D2 to D2

TL;DR

This work shows that the ghost-free Lorentzian 3-algebra theory, proposed as a worldvolume description of multiple M2-branes, can be obtained directly from maximally supersymmetric Yang-Mills theory in $2+1$ dimensions via the de Wit–Nicolai–Samtleben (dNS) duality. By promoting the YM coupling to an $SO(8)$ vector and then to scalar fields, the authors realize off-shell $SO(8)$ R-symmetry and superconformal structure and reproduce the Lorentzian 3-algebra action without invoking 3-algebras at the outset; on-shell this theory is equivalent to the original SYM. They discuss gauge-invariant operators, the role of nonlocal fields, and potential four-dimensional dualities, concluding that the Lorentzian 3-algebra construction is, in effect, a reformulation of D2-brane physics rather than a distinct IR fixed point for M2-branes.
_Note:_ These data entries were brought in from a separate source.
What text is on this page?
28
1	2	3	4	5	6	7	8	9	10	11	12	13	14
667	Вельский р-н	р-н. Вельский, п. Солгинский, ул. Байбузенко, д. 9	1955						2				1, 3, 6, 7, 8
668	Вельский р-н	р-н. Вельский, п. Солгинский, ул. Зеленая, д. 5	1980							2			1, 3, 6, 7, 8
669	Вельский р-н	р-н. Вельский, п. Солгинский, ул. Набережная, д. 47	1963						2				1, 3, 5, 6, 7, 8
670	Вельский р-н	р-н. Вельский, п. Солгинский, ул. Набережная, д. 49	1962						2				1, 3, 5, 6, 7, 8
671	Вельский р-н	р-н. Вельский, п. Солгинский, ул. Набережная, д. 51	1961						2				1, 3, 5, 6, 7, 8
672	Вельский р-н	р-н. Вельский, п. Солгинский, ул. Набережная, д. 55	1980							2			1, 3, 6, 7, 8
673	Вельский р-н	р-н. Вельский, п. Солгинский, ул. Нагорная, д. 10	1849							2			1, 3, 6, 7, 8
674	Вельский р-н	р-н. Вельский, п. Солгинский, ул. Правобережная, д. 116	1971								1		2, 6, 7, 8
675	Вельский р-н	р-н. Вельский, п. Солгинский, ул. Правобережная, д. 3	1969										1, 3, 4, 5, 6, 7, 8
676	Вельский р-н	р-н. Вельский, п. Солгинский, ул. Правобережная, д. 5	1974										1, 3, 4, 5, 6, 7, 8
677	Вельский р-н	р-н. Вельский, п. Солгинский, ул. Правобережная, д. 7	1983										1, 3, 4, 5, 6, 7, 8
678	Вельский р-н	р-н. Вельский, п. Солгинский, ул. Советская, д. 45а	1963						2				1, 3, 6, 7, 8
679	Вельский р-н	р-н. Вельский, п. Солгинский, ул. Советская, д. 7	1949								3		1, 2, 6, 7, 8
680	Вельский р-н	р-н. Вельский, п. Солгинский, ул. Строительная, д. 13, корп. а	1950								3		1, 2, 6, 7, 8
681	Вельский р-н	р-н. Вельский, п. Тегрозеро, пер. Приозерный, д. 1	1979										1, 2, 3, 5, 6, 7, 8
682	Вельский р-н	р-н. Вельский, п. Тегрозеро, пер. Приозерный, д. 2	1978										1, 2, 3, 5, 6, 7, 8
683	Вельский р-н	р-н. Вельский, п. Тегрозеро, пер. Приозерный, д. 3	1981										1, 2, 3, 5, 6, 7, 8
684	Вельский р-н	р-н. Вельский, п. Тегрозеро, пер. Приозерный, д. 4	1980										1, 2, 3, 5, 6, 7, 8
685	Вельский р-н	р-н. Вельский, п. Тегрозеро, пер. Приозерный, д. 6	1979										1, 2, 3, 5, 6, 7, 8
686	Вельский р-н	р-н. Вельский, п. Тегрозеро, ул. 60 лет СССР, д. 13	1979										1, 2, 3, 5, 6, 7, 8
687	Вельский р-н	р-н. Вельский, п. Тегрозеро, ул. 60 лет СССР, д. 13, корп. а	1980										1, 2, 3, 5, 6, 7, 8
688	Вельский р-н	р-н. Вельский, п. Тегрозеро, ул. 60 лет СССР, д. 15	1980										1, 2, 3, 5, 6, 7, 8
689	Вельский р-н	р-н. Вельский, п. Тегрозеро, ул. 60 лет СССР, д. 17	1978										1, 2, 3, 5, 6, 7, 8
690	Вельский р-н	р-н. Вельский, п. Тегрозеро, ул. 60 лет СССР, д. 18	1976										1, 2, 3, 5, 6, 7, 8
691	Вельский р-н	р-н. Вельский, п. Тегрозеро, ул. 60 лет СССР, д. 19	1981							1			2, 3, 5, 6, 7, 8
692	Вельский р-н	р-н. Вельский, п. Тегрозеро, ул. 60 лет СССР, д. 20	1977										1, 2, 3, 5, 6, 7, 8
The paper also contrasts this with other M2-brane proposals and highlights that the IR limit relevant to M2s may emerge only in the infinite-coupling regime, motivating future exploration of genuinely M2-relevant theories such as certain Chern–Simons-matter models.

Abstract

Starting from maximally supersymmetric (2+1)d Yang-Mills theory and using a duality transformation due to de Wit, Nicolai and Samtleben, we obtain the ghost-free Lorentzian 3-algebra theory that has recently been proposed to describe M2-branes. Our derivation does not invoke any properties of 3-algebras. Being derivable from SYM, the final theory is manifestly equivalent to it on-shell and should not be thought of as the IR limit that describes M2-branes, though it does have enhanced R-symmetry as well as superconformal symmetry off-shell.